Back in 2003 I was trying to drum up interest in Peter Wayner's book, Translucent Databases, which shows how to build and operate databases whose contents are opaque to their operators. Three years later, there's still no serious discussion of why translucency should be a key architectural principle, or how it might be applied.
A couple of recent examples show why it's an issue that belongs on IT's agenda. The first involves Prosper, a service whose tagline is "people-to-people lending." Using a social network to broker connections between groups of borrowers and groups of lenders, Prosper aims to do for loans what eBay has done for auctionable goods. I wanted to invest a small amount as a lender in order to find out more about how the system works, so I began the sign-up process. To enable a credit check, Prosper asked for my Social Security number. That seems like an obvious requirement but, when you stop and think, why should it be? Prosper doesn't actually need to receive and store that number. It only needs to relay it to Equifax, Experian, and TransUnion.
If Prosper ran its database translucently, I would be able to encrypt the number so that nobody inside Prosper, legitimate or otherwise, could read it. Equifax and others would ask me to unlock it. Ideally they'd promise to use it once and then discard it.
At this point, of course, it becomes clear that Prosper shouldn't need to store my encrypted number in its database. It should only need to sign a request to the bureaus for a credit check. The request should then bounce to me, acquire my encrypted Social Security number along with permission for one-time use, and hop along to the bureaus. This protocol won't work synchronously, but it doesn't have to. If asynchronous message flow gives me the control I want, that'll be just fine.
Translucency shouldn't apply to only databases; it should govern service networks too. Unfortunately, with the lone exception of SSL, every effort to make cryptographic protocols useful to ordinary folks has gone down in flames. How will that ever change?
Quixotic jousts with the likes of Prosper over individual Social Security numbers won't move the needle. But AOL's recent data spill, or another such Exxon Valdez-like disaster, just might. "My goodness," said Thelma Arnold, AOL's user #4417749, when her search history was linked to her identity and revealed to her. "It's my whole personal life."

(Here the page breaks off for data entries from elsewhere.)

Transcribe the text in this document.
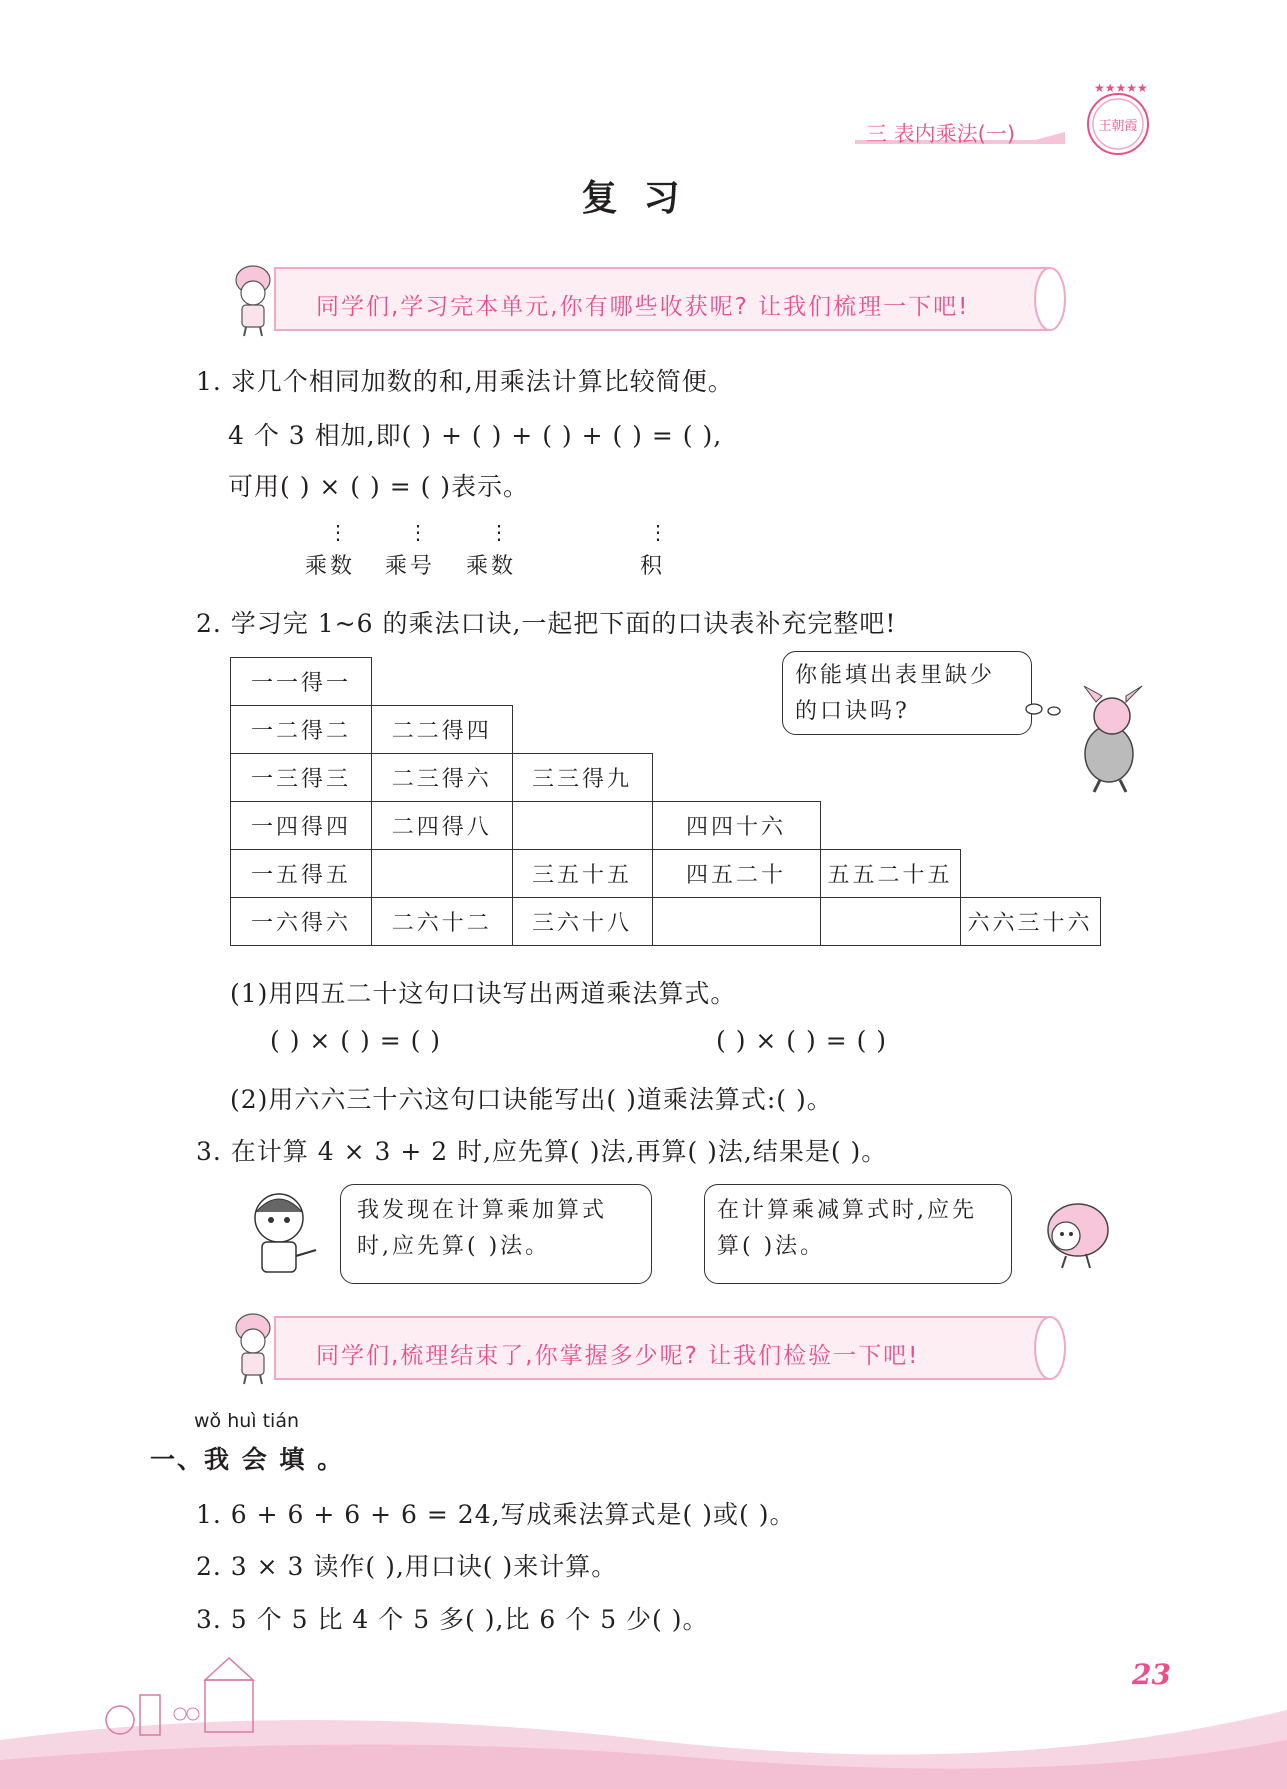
三 表内乘法(一)
★★★★★
王朝霞
复习
同学们,学习完本单元,你有哪些收获呢? 让我们梳理一下吧!
1. 求几个相同加数的和,用乘法计算比较简便。
4 个 3 相加,即( ) + ( ) + ( ) + ( ) = ( ),
可用( ) × ( ) = ( )表示。
⋮	⋮	⋮	⋮
乘数 乘号 乘数	积
2. 学习完 1~6 的乘法口诀,一起把下面的口诀表补充完整吧!
一一得一					
一二得二	二二得四				
一三得三	二三得六	三三得九			
一四得四	二四得八		四四十六		
一五得五		三五十五	四五二十	五五二十五	
一六得六	二六十二	三六十八			六六三十六
你能填出表里缺少
的口诀吗?
(1)用四五二十这句口诀写出两道乘法算式。
( ) × ( ) = ( )	( ) × ( ) = ( )
(2)用六六三十六这句口诀能写出( )道乘法算式:( )。
3. 在计算 4 × 3 + 2 时,应先算( )法,再算( )法,结果是( )。
我发现在计算乘加算式
时,应先算( )法。
在计算乘减算式时,应先
算( )法。
同学们,梳理结束了,你掌握多少呢? 让我们检验一下吧!
wǒ huì tián
一、我 会 填 。
1. 6 + 6 + 6 + 6 = 24,写成乘法算式是( )或( )。
2. 3 × 3 读作( ),用口诀( )来计算。
3. 5 个 5 比 4 个 5 多( ),比 6 个 5 少( )。
23
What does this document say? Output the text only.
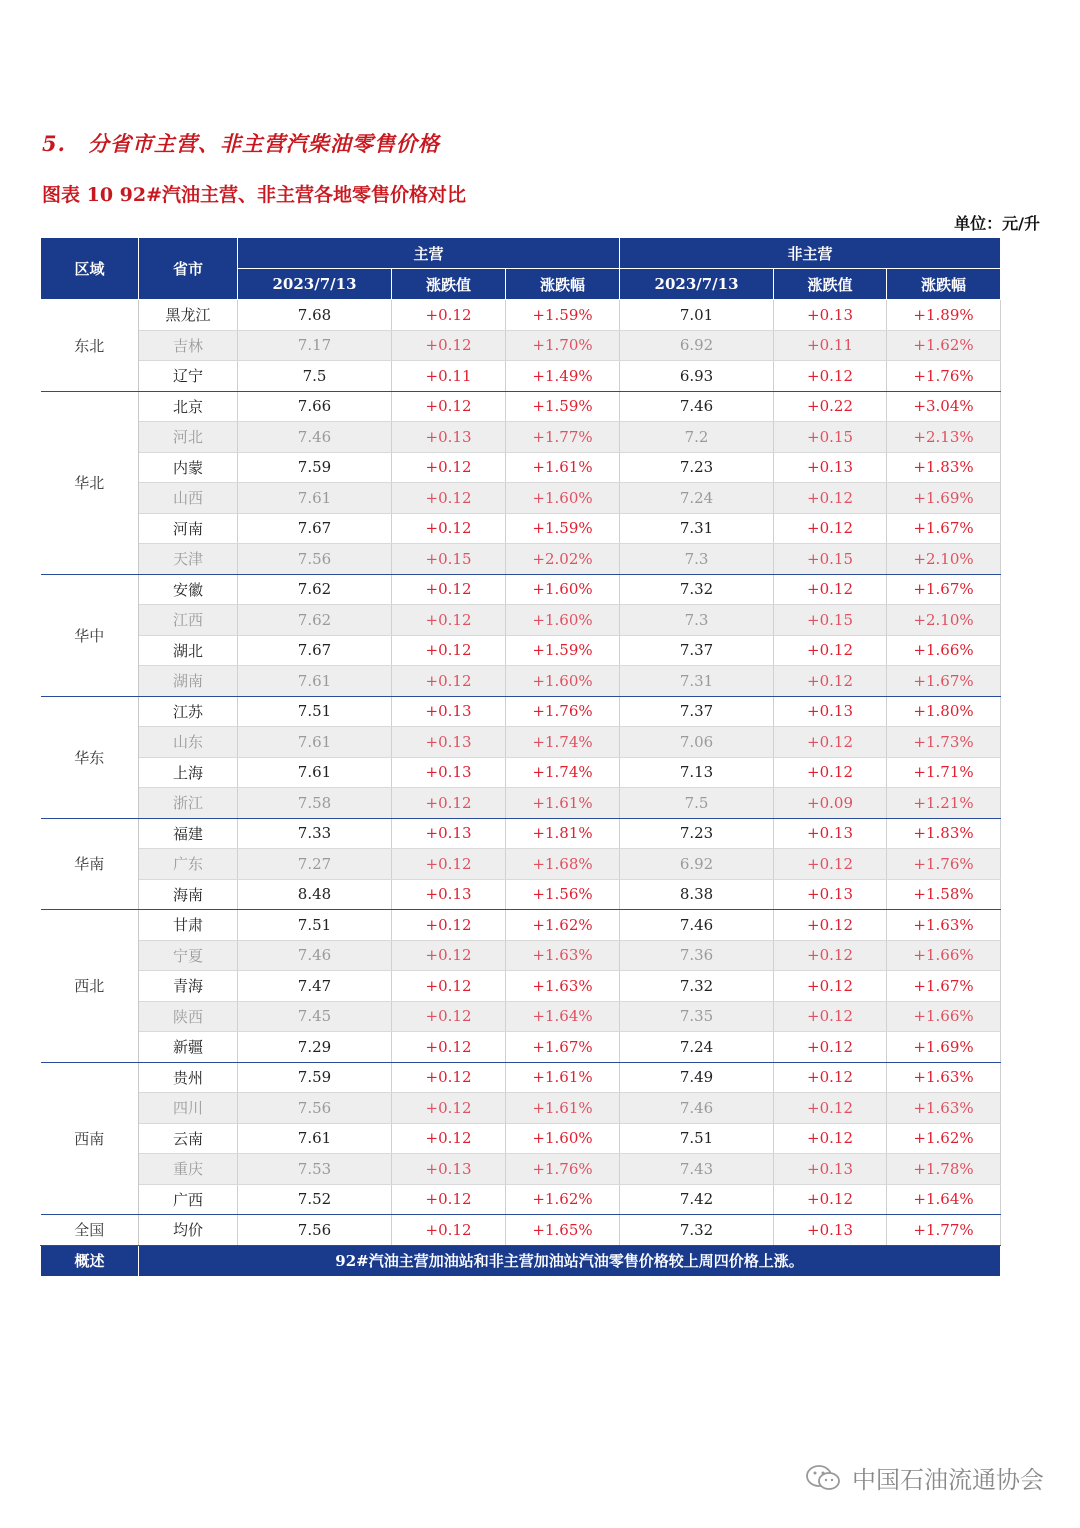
5. 分省市主营、非主营汽柴油零售价格
图表 10 92#汽油主营、非主营各地零售价格对比
单位：元/升
区域	省市	主营			非主营		
		2023/7/13	涨跌值	涨跌幅	2023/7/13	涨跌值	涨跌幅
东北	黑龙江	7.68	+0.12	+1.59%	7.01	+0.13	+1.89%
	吉林	7.17	+0.12	+1.70%	6.92	+0.11	+1.62%
	辽宁	7.5	+0.11	+1.49%	6.93	+0.12	+1.76%
华北	北京	7.66	+0.12	+1.59%	7.46	+0.22	+3.04%
	河北	7.46	+0.13	+1.77%	7.2	+0.15	+2.13%
	内蒙	7.59	+0.12	+1.61%	7.23	+0.13	+1.83%
	山西	7.61	+0.12	+1.60%	7.24	+0.12	+1.69%
	河南	7.67	+0.12	+1.59%	7.31	+0.12	+1.67%
	天津	7.56	+0.15	+2.02%	7.3	+0.15	+2.10%
华中	安徽	7.62	+0.12	+1.60%	7.32	+0.12	+1.67%
	江西	7.62	+0.12	+1.60%	7.3	+0.15	+2.10%
	湖北	7.67	+0.12	+1.59%	7.37	+0.12	+1.66%
	湖南	7.61	+0.12	+1.60%	7.31	+0.12	+1.67%
华东	江苏	7.51	+0.13	+1.76%	7.37	+0.13	+1.80%
	山东	7.61	+0.13	+1.74%	7.06	+0.12	+1.73%
	上海	7.61	+0.13	+1.74%	7.13	+0.12	+1.71%
	浙江	7.58	+0.12	+1.61%	7.5	+0.09	+1.21%
华南	福建	7.33	+0.13	+1.81%	7.23	+0.13	+1.83%
	广东	7.27	+0.12	+1.68%	6.92	+0.12	+1.76%
	海南	8.48	+0.13	+1.56%	8.38	+0.13	+1.58%
西北	甘肃	7.51	+0.12	+1.62%	7.46	+0.12	+1.63%
	宁夏	7.46	+0.12	+1.63%	7.36	+0.12	+1.66%
	青海	7.47	+0.12	+1.63%	7.32	+0.12	+1.67%
	陕西	7.45	+0.12	+1.64%	7.35	+0.12	+1.66%
	新疆	7.29	+0.12	+1.67%	7.24	+0.12	+1.69%
西南	贵州	7.59	+0.12	+1.61%	7.49	+0.12	+1.63%
	四川	7.56	+0.12	+1.61%	7.46	+0.12	+1.63%
	云南	7.61	+0.12	+1.60%	7.51	+0.12	+1.62%
	重庆	7.53	+0.13	+1.76%	7.43	+0.13	+1.78%
	广西	7.52	+0.12	+1.62%	7.42	+0.12	+1.64%
全国	均价	7.56	+0.12	+1.65%	7.32	+0.13	+1.77%
概述	92#汽油主营加油站和非主营加油站汽油零售价格较上周四价格上涨。						
中国石油流通协会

It's time for a public conversation about the uses and limits of translucency. Is it really necessary to retain my Social Security number, or my search history, in order to provide a service? If not, what does it cost the provider of a service -- and cost the user, for that matter -- to achieve the benefit of translucency? Is this kind of opt-out a right that users of services should expect to enjoy for free, or is it a new kind of value-added service that provider can sell?
Realistically, given the very real technical challenges, I think it would have to be a service. Until recently, that hadn't been a service that many folks would have considered paying for. But Thelma Arnold and 658,000 other AOL customers probably see things differently now. If you'd rather not be liable for storing more of your customers' data than is strictly necessary, that's a step in the right direction.